4.4. QTL Mapping Methods in the RIL and Reciprocal SSSL Populations

Three functionalities in the QTL IciMapping package V4.2 were used in this study for QTL mapping [46]. Functionalities BIP and MET were applied in the RIL population, and CSL was applied in the AIS and IAS populations. In QTL mapping, BLUE values were considered as one separate environment. BIP was used for QTL mapping in each environment, and MET was used for combined QTL mapping across the four environments. The inclusive composite interval mapping (ICIM) method was employed in functionalities BIP [42] and MET [47]. It has been proved that ICIM has high detection power through background genetic control and can be easily extended to mapping QTLs with epistasis and environmental interactions.
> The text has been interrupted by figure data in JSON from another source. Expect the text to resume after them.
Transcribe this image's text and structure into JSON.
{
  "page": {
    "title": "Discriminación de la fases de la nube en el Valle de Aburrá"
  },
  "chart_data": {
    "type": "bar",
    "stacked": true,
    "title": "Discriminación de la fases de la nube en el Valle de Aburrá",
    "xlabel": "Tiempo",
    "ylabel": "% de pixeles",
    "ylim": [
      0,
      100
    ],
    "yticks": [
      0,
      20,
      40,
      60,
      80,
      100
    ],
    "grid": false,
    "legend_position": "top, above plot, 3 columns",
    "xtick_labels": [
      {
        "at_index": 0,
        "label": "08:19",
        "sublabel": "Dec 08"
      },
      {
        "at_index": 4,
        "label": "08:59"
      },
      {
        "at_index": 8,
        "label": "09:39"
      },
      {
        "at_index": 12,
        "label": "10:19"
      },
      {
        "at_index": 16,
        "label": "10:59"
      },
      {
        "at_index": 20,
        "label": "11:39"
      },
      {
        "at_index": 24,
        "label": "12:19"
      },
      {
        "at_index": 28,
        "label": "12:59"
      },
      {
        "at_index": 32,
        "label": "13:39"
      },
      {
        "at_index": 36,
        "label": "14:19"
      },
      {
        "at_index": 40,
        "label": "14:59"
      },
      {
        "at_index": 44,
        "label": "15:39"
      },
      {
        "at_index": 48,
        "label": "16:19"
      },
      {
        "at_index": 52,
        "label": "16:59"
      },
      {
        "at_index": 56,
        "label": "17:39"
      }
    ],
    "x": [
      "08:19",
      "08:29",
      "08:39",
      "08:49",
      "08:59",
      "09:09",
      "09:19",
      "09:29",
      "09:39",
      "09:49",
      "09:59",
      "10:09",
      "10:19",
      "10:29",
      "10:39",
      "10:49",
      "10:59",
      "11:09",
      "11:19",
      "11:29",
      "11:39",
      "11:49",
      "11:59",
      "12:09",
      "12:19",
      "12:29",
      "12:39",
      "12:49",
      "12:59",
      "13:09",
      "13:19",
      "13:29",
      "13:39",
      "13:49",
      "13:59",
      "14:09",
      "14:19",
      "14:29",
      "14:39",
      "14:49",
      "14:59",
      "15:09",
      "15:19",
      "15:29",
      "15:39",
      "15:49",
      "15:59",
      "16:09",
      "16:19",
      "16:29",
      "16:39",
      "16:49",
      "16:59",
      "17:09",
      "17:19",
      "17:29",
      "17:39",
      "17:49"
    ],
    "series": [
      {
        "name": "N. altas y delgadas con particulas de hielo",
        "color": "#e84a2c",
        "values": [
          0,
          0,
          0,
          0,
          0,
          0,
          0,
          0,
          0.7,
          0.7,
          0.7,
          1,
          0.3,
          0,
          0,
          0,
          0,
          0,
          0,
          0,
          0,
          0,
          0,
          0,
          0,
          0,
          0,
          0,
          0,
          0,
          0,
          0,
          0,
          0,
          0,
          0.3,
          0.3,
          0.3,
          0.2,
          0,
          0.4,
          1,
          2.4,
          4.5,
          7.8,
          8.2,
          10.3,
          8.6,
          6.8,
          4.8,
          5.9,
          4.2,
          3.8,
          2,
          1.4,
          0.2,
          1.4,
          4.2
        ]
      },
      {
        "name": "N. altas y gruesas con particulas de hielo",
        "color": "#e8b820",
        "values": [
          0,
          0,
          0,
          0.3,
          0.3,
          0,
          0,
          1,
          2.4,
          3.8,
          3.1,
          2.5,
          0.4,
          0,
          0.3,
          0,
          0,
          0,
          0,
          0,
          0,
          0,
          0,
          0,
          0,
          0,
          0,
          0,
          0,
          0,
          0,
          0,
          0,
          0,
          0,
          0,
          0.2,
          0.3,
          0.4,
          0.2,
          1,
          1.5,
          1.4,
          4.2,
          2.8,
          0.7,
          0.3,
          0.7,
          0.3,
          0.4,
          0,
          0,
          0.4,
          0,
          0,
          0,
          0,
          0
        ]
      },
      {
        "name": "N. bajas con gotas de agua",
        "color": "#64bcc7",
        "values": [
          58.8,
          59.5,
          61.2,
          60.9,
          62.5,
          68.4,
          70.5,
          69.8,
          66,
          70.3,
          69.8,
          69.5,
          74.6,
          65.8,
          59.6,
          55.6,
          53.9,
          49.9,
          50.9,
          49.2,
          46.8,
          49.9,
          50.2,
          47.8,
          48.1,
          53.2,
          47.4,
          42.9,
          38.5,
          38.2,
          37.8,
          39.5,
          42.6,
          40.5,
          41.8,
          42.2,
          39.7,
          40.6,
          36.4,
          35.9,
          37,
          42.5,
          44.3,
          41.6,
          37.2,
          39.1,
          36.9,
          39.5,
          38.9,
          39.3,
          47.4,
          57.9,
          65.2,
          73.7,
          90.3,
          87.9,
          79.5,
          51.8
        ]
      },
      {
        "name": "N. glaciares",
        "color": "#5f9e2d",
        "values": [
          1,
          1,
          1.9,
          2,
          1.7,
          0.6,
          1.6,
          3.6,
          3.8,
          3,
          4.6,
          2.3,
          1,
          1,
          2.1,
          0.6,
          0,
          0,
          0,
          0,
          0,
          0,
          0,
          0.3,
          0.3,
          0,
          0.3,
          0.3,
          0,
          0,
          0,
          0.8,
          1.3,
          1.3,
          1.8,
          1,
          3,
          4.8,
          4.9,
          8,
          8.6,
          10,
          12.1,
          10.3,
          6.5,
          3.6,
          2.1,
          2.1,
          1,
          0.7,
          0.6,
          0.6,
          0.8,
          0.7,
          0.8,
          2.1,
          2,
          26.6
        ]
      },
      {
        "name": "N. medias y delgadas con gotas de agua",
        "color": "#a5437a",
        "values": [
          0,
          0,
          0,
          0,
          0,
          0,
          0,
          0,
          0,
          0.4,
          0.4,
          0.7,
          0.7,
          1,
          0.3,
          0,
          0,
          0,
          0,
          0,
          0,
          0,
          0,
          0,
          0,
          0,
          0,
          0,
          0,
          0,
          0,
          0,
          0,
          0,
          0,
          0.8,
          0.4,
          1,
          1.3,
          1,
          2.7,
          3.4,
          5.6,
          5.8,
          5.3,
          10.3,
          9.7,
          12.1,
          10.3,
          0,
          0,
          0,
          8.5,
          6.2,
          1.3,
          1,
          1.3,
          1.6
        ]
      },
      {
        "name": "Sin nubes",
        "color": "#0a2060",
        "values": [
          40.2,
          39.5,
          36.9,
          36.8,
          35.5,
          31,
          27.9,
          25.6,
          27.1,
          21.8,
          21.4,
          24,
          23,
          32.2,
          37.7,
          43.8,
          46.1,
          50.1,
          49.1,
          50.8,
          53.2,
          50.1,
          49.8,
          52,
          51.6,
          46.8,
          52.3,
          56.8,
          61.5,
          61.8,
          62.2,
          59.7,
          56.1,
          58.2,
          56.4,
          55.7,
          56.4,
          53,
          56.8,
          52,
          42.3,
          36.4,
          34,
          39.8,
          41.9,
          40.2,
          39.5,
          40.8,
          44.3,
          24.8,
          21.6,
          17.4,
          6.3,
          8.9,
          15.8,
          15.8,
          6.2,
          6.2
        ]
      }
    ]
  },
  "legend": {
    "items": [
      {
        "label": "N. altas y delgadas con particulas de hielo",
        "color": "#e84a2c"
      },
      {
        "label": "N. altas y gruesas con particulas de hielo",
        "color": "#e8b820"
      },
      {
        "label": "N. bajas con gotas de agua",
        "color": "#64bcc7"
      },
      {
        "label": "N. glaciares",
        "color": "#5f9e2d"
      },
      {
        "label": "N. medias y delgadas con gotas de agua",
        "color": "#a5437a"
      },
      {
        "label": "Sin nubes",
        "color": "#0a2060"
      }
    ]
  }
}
The scanning step in ICIM was set at 0.2 cM. In stepwise regression, the probabilities for variable inclusion and exclusion were set at 0.001 and 0.002, respectively. For all QTL mapping analyses, i.e., BIP, MET, and CSL, the threshold LOD score was set at 2.5. QTL names were assigned to indicate the information on the located chromosomes, the number of QTLs, and the name of a particular trait. One QTL was considered to be stable in a population if detected in two or more environments within a range of 15 cM on the same chromosome. When one QTL was identified by BIP and MET analysis at the same marker position and was also identified by CSL analysis, the QTL was considered to be validated.

4.5. Physical Positions of SSR Markers and Genomic Visualization of Markers and QTLs

Both forward and reverse primer sequences were extracted from the Gramene database [48] for the 143 polymorphism SSR markers which were used in genotyping RILs and SSSLs and linkage map construction. Using these sequences, BLAST was conducted in the Rice Annotation Project (RAP-DB) (https://rapdb.dna.affrc.go.jp/tools/blast, accessed on 20 June 2024), and therefore, the physical locations of these SSR markers were acquired. The shinyCircos-V2.0 was used to visualize the physical and linkage positions of markers and QTLs on the rice genome [49].